Alerts Anytime Anywhere
NY-ALERT is a statewide mass notification system that allows schools, universities, county governments, the NYS Department of Transportation, the State Office of Counter Terrorism, and others, to notify New York residents via a variety of means, including fax, pager, e-mail, automated phone call, RSS feed to the Web site, and SMS text message. Understanding today’s mobile society, NY-ALERT alerts can be proactively sent to mobile subscribers versus broadcast on the TV or radio.
The New York State Office of Emergency Management launched NY-ALERT encompassing 800 different entities at 160 organizations to send out alerts. 60 out of 64 campuses of the State University of New York use it, as do all 23 campuses of the City University of New York. NY-ALERT also services 31 counties, and 19 state agencies, and continues to grow.

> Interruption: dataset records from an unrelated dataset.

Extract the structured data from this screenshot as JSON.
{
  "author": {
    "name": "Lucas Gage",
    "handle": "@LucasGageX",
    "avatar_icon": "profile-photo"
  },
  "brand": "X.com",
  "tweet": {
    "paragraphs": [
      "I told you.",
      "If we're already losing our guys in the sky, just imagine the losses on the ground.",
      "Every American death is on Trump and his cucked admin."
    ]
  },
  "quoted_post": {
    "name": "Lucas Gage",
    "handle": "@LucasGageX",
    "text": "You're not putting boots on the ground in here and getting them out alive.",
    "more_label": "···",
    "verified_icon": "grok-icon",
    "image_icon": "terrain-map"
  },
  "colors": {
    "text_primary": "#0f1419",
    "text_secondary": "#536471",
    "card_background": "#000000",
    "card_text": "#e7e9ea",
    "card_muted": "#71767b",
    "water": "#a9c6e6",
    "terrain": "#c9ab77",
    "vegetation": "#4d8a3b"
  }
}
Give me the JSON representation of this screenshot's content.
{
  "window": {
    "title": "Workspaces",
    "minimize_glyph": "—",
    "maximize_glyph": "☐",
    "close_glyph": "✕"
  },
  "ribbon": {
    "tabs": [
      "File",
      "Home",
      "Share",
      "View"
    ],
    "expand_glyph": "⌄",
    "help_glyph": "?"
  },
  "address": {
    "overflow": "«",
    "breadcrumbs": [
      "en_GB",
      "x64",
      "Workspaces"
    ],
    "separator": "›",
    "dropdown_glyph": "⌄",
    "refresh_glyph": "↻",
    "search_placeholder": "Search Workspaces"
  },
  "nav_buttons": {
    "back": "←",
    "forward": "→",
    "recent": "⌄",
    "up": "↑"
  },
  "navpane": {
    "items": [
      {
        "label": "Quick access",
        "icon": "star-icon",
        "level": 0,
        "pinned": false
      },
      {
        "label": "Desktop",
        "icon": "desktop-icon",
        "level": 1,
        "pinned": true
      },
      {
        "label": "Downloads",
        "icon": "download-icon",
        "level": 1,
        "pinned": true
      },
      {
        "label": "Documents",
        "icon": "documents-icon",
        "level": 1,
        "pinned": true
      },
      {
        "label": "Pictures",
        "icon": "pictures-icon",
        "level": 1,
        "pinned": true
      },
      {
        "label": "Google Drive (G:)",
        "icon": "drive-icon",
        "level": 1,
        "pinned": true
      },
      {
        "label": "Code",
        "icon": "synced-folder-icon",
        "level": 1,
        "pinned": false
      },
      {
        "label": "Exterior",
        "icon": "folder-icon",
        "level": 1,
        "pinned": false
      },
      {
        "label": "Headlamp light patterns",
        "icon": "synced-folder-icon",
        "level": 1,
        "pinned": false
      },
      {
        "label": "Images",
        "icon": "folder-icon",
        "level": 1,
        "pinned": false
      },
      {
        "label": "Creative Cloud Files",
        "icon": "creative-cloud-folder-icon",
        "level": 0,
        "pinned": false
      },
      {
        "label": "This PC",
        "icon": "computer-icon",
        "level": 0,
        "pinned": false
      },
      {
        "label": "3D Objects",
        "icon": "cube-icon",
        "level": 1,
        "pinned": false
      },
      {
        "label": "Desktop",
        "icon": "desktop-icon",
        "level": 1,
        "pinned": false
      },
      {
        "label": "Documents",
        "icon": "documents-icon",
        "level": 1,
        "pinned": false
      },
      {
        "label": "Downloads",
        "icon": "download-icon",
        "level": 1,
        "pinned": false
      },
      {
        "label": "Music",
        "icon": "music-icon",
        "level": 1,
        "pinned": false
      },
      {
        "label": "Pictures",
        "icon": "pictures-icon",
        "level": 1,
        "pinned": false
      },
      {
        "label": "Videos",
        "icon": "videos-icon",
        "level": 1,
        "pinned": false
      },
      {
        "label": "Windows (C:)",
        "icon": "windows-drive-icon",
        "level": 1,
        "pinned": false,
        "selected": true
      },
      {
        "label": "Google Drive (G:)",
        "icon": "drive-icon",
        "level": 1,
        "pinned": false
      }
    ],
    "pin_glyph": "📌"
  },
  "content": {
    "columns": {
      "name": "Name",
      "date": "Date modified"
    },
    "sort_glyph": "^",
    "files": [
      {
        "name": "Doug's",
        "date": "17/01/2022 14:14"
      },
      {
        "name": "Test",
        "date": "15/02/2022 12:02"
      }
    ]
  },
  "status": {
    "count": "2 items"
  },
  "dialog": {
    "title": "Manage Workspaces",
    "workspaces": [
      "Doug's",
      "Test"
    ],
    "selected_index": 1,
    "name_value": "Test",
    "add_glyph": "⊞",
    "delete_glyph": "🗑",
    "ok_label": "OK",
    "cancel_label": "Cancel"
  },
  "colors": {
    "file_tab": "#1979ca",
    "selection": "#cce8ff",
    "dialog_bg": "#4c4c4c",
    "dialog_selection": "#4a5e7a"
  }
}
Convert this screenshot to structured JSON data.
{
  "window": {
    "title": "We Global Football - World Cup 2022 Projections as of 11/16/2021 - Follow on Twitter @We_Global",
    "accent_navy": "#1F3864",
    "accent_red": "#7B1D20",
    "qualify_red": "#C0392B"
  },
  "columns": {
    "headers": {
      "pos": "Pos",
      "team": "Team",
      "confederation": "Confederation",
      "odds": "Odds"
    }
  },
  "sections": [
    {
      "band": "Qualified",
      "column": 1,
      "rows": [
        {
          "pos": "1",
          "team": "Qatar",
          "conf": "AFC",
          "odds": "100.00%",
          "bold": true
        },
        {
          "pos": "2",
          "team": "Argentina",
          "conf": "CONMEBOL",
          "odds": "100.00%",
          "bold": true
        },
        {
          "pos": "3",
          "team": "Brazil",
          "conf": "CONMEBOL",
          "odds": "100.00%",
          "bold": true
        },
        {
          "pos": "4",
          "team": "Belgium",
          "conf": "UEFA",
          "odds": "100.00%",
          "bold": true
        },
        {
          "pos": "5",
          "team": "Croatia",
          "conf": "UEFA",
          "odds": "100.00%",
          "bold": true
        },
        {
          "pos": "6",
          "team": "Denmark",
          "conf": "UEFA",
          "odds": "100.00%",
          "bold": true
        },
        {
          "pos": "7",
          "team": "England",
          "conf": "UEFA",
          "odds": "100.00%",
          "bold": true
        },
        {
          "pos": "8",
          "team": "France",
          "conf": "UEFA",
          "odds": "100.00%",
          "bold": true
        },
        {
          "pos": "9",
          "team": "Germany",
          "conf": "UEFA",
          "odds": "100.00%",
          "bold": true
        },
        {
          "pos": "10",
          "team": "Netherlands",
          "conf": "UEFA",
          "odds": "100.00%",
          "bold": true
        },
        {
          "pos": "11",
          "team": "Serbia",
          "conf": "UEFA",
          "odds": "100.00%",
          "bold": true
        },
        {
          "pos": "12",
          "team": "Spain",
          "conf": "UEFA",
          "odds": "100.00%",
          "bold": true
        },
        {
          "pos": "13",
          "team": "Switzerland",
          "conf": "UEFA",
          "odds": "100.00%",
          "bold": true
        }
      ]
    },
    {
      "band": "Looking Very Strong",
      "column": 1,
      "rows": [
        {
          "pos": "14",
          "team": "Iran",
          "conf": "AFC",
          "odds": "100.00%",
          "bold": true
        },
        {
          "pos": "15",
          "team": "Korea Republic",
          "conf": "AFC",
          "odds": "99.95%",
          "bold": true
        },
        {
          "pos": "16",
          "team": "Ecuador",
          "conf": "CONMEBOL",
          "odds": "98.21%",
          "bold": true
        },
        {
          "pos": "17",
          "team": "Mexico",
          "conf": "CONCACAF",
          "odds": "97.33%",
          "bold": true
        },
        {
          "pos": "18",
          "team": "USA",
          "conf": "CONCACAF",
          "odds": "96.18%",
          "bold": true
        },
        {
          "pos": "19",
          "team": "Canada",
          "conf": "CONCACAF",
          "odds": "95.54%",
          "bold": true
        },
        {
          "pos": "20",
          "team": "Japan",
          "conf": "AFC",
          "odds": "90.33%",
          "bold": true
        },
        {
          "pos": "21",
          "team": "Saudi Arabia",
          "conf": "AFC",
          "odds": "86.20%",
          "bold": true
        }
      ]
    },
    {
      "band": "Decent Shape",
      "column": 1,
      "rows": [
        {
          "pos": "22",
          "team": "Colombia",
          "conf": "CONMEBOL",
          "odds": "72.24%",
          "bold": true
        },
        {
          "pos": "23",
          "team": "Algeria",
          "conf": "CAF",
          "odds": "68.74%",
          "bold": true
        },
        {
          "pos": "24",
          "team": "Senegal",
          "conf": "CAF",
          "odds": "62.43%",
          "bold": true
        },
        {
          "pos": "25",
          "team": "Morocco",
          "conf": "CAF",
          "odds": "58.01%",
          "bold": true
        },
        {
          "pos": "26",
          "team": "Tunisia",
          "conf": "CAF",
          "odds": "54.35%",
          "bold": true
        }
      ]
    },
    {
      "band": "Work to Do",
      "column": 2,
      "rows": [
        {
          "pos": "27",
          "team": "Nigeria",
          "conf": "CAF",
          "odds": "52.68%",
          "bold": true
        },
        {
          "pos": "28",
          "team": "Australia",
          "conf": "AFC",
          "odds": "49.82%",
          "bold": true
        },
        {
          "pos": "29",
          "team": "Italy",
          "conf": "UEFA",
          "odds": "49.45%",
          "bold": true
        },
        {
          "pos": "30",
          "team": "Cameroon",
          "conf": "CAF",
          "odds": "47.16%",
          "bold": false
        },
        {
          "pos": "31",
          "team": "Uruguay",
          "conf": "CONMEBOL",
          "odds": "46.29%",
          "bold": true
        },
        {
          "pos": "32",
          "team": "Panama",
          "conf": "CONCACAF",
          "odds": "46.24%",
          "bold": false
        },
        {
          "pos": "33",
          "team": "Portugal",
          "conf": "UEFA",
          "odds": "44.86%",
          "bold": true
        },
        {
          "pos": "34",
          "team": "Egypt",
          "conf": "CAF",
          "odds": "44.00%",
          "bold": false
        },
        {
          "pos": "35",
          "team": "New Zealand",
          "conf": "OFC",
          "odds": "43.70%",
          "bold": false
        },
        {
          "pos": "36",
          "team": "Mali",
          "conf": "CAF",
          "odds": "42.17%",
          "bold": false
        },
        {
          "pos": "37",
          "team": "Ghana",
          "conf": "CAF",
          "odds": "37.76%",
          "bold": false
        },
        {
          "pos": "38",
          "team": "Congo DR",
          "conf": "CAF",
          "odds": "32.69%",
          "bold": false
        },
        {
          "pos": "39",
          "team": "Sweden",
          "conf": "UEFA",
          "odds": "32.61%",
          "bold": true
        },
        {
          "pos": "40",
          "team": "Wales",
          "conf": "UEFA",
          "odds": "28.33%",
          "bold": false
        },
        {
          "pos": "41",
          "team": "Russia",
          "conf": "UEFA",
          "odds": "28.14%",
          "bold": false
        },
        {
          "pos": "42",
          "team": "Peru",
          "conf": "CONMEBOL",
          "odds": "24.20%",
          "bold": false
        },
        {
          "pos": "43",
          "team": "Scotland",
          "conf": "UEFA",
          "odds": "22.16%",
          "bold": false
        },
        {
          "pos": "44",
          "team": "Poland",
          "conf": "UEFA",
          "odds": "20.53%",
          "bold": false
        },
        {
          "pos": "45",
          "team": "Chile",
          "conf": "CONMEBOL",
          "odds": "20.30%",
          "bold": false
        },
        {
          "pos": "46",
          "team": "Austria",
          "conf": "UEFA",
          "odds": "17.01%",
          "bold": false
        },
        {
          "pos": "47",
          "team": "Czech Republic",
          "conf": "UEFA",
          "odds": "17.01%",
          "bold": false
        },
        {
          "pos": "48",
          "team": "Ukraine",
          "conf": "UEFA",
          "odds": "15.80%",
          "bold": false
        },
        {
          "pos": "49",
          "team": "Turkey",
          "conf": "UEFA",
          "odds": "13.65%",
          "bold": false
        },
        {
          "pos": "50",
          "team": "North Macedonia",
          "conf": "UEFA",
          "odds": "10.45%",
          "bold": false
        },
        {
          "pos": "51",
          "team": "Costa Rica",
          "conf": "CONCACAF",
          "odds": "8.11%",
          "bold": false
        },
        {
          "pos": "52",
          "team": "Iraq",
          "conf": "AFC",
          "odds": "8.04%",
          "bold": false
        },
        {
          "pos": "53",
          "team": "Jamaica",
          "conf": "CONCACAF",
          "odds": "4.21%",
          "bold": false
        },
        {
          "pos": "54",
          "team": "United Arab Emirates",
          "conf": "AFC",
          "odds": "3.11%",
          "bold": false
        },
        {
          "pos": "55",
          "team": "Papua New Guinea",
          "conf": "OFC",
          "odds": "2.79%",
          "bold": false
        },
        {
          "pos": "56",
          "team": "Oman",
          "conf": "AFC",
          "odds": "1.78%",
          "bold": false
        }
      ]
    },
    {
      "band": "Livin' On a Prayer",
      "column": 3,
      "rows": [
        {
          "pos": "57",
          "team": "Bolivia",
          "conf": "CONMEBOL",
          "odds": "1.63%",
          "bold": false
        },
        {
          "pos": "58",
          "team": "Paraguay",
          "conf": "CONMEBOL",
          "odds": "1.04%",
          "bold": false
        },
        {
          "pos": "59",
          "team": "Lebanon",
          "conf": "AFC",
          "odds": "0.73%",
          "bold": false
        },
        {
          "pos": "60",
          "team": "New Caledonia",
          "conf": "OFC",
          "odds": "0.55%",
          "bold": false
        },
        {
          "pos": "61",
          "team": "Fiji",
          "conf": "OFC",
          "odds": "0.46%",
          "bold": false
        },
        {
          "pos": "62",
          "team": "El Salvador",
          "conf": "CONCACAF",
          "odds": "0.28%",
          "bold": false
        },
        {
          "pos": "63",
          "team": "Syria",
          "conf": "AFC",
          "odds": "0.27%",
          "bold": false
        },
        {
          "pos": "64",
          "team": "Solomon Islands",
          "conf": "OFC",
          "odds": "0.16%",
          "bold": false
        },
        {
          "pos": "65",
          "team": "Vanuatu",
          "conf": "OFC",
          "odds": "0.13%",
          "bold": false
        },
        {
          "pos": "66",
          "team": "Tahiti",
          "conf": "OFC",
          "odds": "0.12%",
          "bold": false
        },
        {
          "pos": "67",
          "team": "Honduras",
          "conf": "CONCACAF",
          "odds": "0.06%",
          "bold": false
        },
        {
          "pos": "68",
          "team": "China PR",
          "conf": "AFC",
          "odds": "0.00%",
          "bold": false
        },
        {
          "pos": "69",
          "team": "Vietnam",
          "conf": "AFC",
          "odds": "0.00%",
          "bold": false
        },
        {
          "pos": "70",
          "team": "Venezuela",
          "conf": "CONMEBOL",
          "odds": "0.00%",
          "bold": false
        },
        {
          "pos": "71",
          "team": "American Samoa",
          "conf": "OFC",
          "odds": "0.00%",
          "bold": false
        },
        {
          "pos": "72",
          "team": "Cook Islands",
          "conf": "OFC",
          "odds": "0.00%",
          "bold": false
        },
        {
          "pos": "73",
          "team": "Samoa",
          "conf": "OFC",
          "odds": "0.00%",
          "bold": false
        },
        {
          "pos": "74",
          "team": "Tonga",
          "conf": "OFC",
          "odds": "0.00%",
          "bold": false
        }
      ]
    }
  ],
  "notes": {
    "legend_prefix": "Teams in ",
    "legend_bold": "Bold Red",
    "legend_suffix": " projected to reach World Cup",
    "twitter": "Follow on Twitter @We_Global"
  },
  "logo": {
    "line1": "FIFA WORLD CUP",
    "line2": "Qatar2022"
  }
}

Besides weather and traffic alerts, citizens can sign up at the NY-ALERT Web site to get Amber and Missing Child Alerts, public health alerts such as flu vaccine clinics, consumer protection board news, sex offender re-location alerts, and state and local government press releases.
NY-ALERT has 6.3 million subscribers, including 3.6 million people receiving alerts on their mobile phones, increasingly through text messages. The organization is adding 10,000 new subscribers each month. Every day between 1,400 and 1,800 different alerts are disseminated to different groups within the state of New York. That can generate a huge amount of traffic.
Kevin Ross, Assistant Director for Technology at the New York State Division of Homeland Security and Emergency Services, explains, “During one of this winter’s storms that hit New York City and surrounding counties, we sent one million text messages in 15 minutes, along with 388,000 phone calls and 4 million e-mails. The system never hiccupped. In the last eight months, we sent out 156 million e-mails and 93 million text messages. That’s up 4 times and 9 times, respectively, from the same period a year ago.”
NY-ALERT allows users to sign up only for the alerts they want. It has handled missing person alerts to residents within a 2-mile radius of a city that resulted in just 10,000 text messages. Localizing efforts such as this helps eliminate unnecessary notifications.
Sybase 365 Plays a Vital Role
“When we launched NY-ALERT, we used SMTP (e-mail) to SMS gateways to send messages to the wireless carriers. The problem we encountered was that we were reaching a volume where message delivery was being slowed by the carriers or being blocked as spam. The carriers were simply running out of bandwidth,” says Ross.
Then NY-ALERT started using Sybase 365. “We have a Sybase 365 aggregator at our main data center in Albany and a back-up in a second, secure location. Both are Tier 1 aggregators that manage the flow of messages to the carriers so that we never flood them with more messages than they can send at once. Sybase 365 also tells us when there are outages, and, if so, can dynamically switch between carriers. Sybase 365 was crucial to enabling us to weather – no pun intended -- this winter’s storms and process the massive number of messages,” explains Ross.
Besides the volume of text messages it can handle, Sybase 365 can let NY-ALERT know right away if a text message was delivered to AT&T or T-Mobile users. This eliminates all doubt about delivery for the team behind the scenes at NY-ALERT.
“Another thing we like is the speed at which Sybase 365 handles two-way text messages. This is helpful because NY-ALERT is more of a conduit for the “notifiers,” i.e. the agencies and school districts sending the alerts. Once they publish a message on our system, it doesn’t get approved by us – it’s gone,” says Ross.
Sybase 365 lets those agencies get immediate feedback. For example if the City University of New York sends out a text to notify that colleges are closed for the day, it can get an immediate reply from students, for example, if they are wondering which schools are closed, etc. This knowledge helps the school craft a better, more informative second message. With Tier 2 and Tier 3 aggregators, there’s more potential for delay.
What’s Next After SMS?
Ross looks at the future with Sybase, “With Sybase 365’s help, we are working on adding MMS (Multimedia Messaging Service) to Version 3.0 of NY-ALERT. MMS will let us embed photos for Missing Child Alerts, or, down the road, maps of traffic congestion and detours. Or for special needs populations, we could send messages as audio .wav files via MMS instead of straight texts. We are also working on iPhone and Windows Mobile apps for subscribers as well as notifiers. These will all become more popular along with 4G technology.”